At times he felt bad for being strict and snapping at his staff, but it was crucial that people listen to him. “I’m a doctor, an expert. I see what goes on. Later they will understand me”, he told himself. He was proud of the faith that the police, the volunteers and the medical staff put in him.

Patients generally stayed between two and three weeks in the temporary hospital, during which time they were closely monitored. Sometimes they were given the anti-malarial drug chloroquine, even though Zhang didn’t see much effect from it. He was careful in prescribing it, because of the potential side effects. Other patients reacted well to Chinese medicine, or were given psychological help. Only when they had tested negative for the virus twice and registered a week without fever or lung problems were people allowed to leave. They then still had to be quarantined in a special hotel for another two weeks.

The Wuhan doctors had expected the impact of the virus to be similar to SARS. “But as time went by, we learned that the virus spreads a lot faster and is a lot more severe than SARS,” says Zhang. “There were many more coronavirus patients in a grave state.”

Infections in China began to fall in mid February but it was only when Zhang’s field hospital in Wuhan was closed, on 8th March, that he had time to take stock. None of the patients had died and none of the medical staff had been infected. Only five percent of the patients with light symptoms had turned into more serious cases. They were quickly transferred to the Jinyintan Hospital across the road where they were put on a ventilator. The officially-reported death toll from Covid-19 in China as of mid June stands at 4,645, with 97 percent of those recorded in Hubei province.

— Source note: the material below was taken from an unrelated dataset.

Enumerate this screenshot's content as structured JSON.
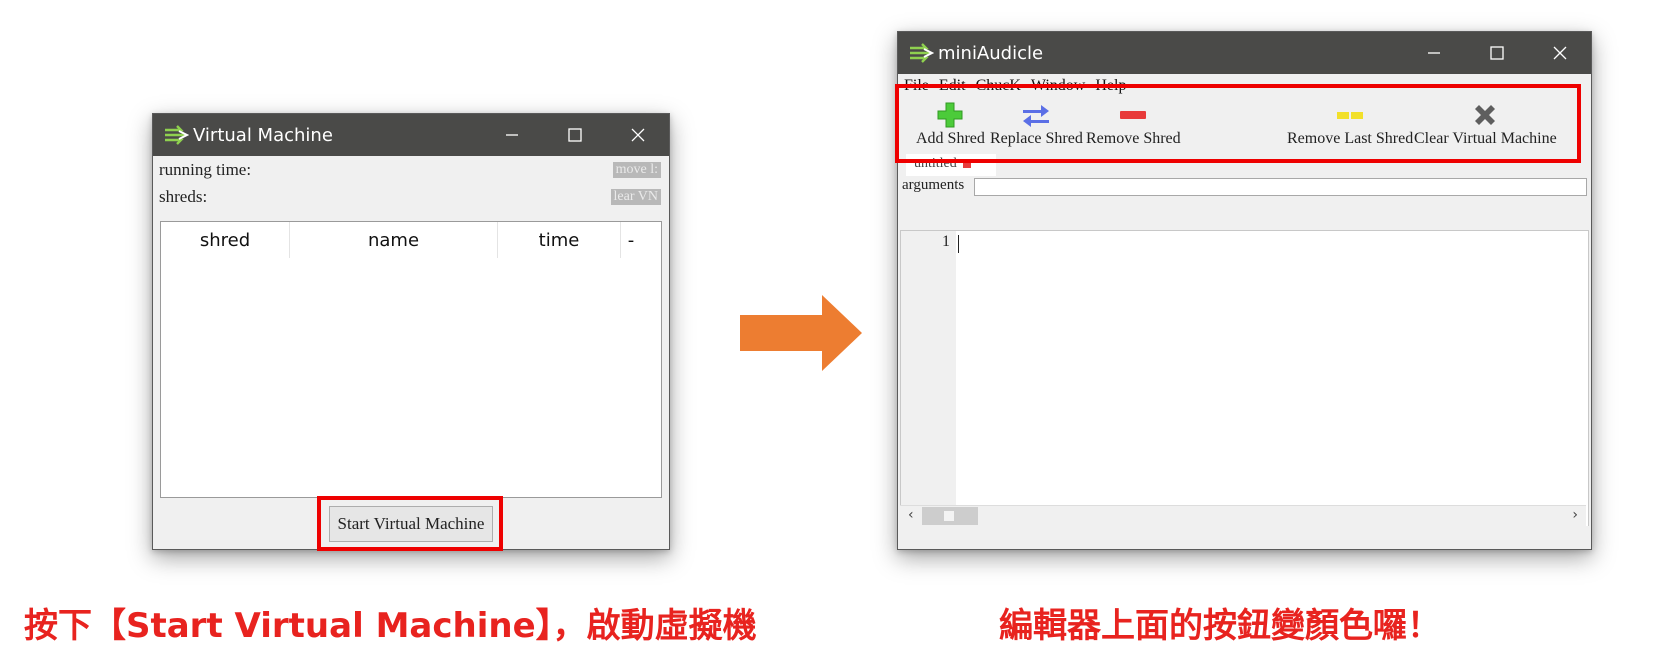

Zhang is proud to have been part of an operation that he believes helped to save lives, albeit by depriving some people of their freedom. “Human beings have different values, but the coronavirus is our common enemy,” he says as he guides me and other visitors through the now-abandoned convention centre. One month after his field hospital closed, the city of Wuhan opened up again. The hospital has been disinfected but hasn’t been dismantled just yet. Wuhan is ready for a possible second wave of infections.

In May, the Communist Party announced that the coronavirus was under control. In order to dispel tensions over Li Wenliang’s death, it crowned him a martyr. The public was allowed to openly discuss Dr Li’s heroic actions, responsibility for his silencing was placed firmly at the feet of the local police and the government in Beijing regained control over the story. Chen Qiushi, meanwhile, has still not been released.

It frustrates Zhang that the suffering of Wuhan was not considered sufficient warning for the rest of the world. “In the beginning no one knew about it, and it allowed the virus to spread quickly. The lockdown, wearing facemasks, testing, contact tracing… all of these methods are based on knowledge of the virus. However, American and European experts, humans like we are, didn’t want to use the same methods. A month or even longer after Wuhan they were still against isolation, against masks, against social distancing,” Zhang says with regret.

“Rule number one is isolation, isolation, and again: isolation,” he says. “And testing, testing, testing.” He fears experts in other countries didn’t trust the research and experience of Chinese medical professionals like himself. “Many people died, and as a doctor I felt sad,” he says. “We all pay for this prejudice.”